The 1884 history of the Methodist Church also assumes a triumphant present, including self-congratulatory remarks about the “marked success which has resulted from these early labors of the pioneers of this Church” or “the good results of their action.”  A Willamette Bulletin from around this time says, “From the battlements above, Jason Lee and his coadjutors must look with gratitude and delight on the blessed results of their faithful labors.” This Methodist history shows the other side of portraying history as a march of progress —that the past was not as good as the present.

In describing early Missionary work, the Methodist story emphasizes the wildness and danger of the land in the past. “... they left behind them their homes, the comforts and luxuries of civilization, and started out upon an almost trackless wilderness, to traverse thousands of miles over what was indeed to them a ‘terra incognita.’ In imagination we follow them as they toiled on, over broad plains and arid deserts, climbed the precipitous mountain sides or threaded the intricate mazes of the dark, tangled forest….”

Here, Lee becomes part of a wild realm of imagination, an almost unfathomably dark past sunk in the depths of primitivity. And “primitive” is actually the language they use to describe the early missions. They say, “it will be plainly seen that the primitive efforts of the missionaries to evangelize this people must have been of necessity simple, yet difficult…” They also admit that “ludicrous and even erroneous ideas may have been interchanged.”

Hines, writing his history of Oregon 16 years earlier in 1868, also emphasized the metaphorical darkness of Oregon in this time.
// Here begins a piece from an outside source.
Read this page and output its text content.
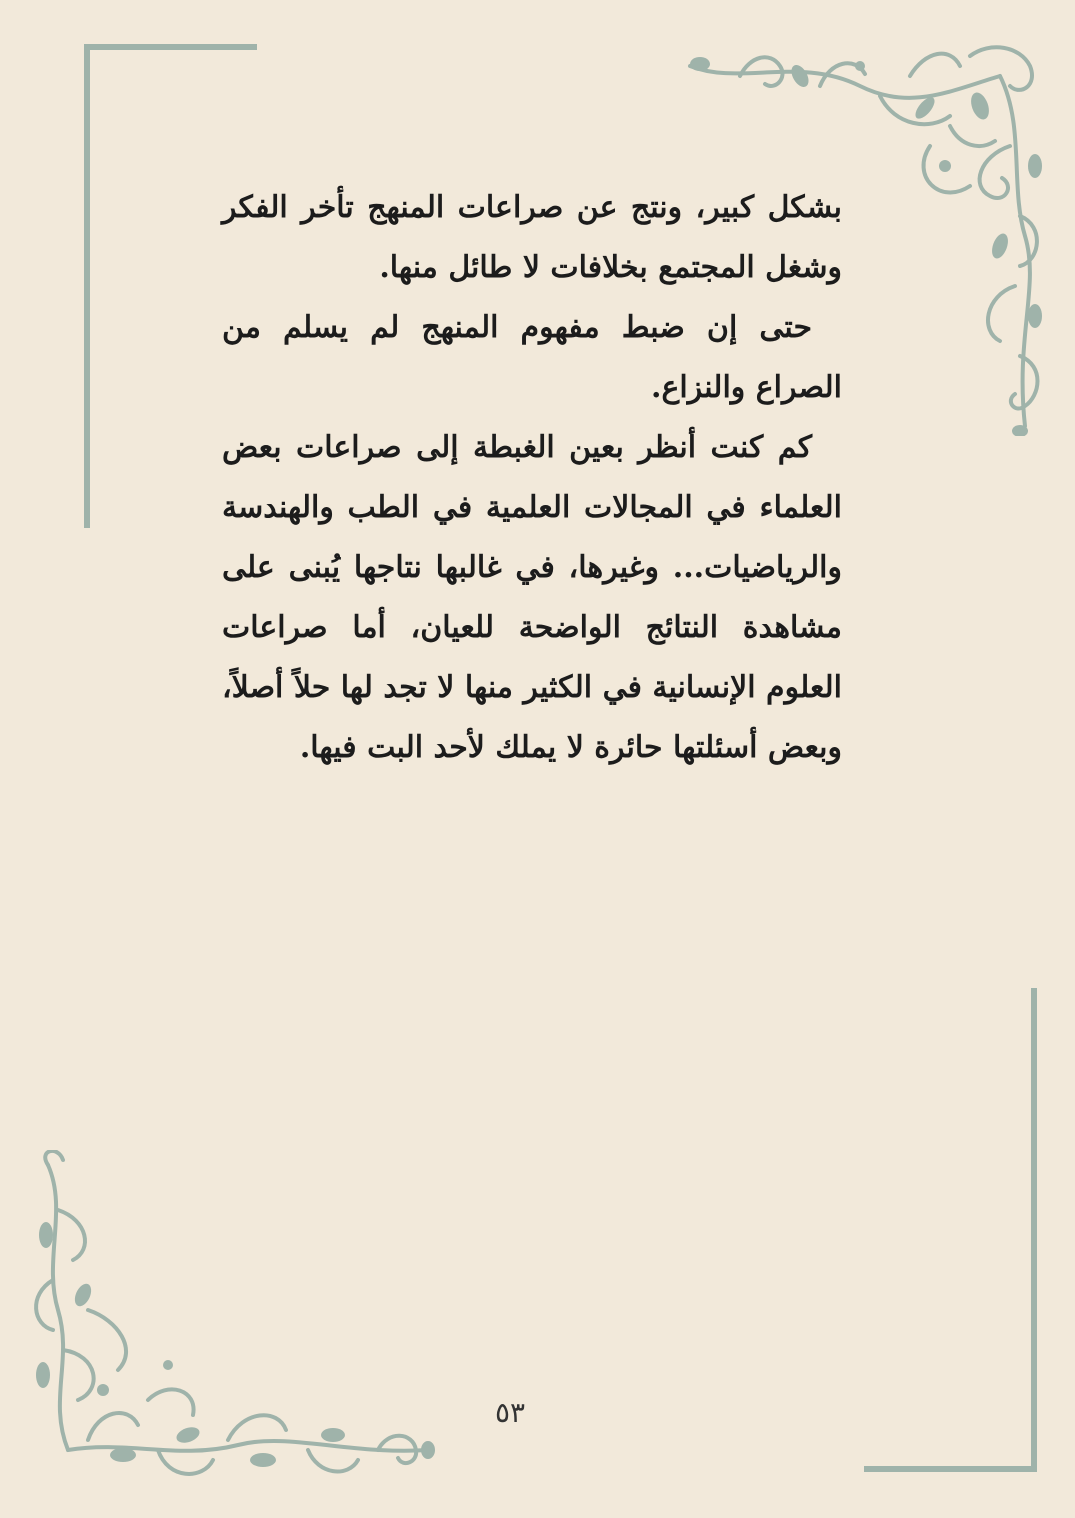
بشكل كبير، ونتج عن صراعات المنهج تأخر الفكر وشغل المجتمع بخلافات لا طائل منها.

حتى إن ضبط مفهوم المنهج لم يسلم من الصراع والنزاع.

كم كنت أنظر بعين الغبطة إلى صراعات بعض العلماء في المجالات العلمية في الطب والهندسة والرياضيات... وغيرها، في غالبها نتاجها يُبنى على مشاهدة النتائج الواضحة للعيان، أما صراعات العلوم الإنسانية في الكثير منها لا تجد لها حلاً أصلاً، وبعض أسئلتها حائرة لا يملك لأحد البت فيها.

٥٣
He says, “Simple were the means employed, but grand have been the results secured,” which in one sentence declares the triumph of the present and establishes that the past wasn’t as awesome. The past is glorified — often by romanticizing the wildness of the land and the struggles and privations the Missionaries enduring while building their Euro-American infrastructure. But while these histories say that past people like Jason Lee were superhumanly great, they call their tools and means rudimentary. The histories emphasize that they built log cabins and they couldn’t communicate with the Native people of Oregon. There’s a clear hierarchy in these histories of present over past.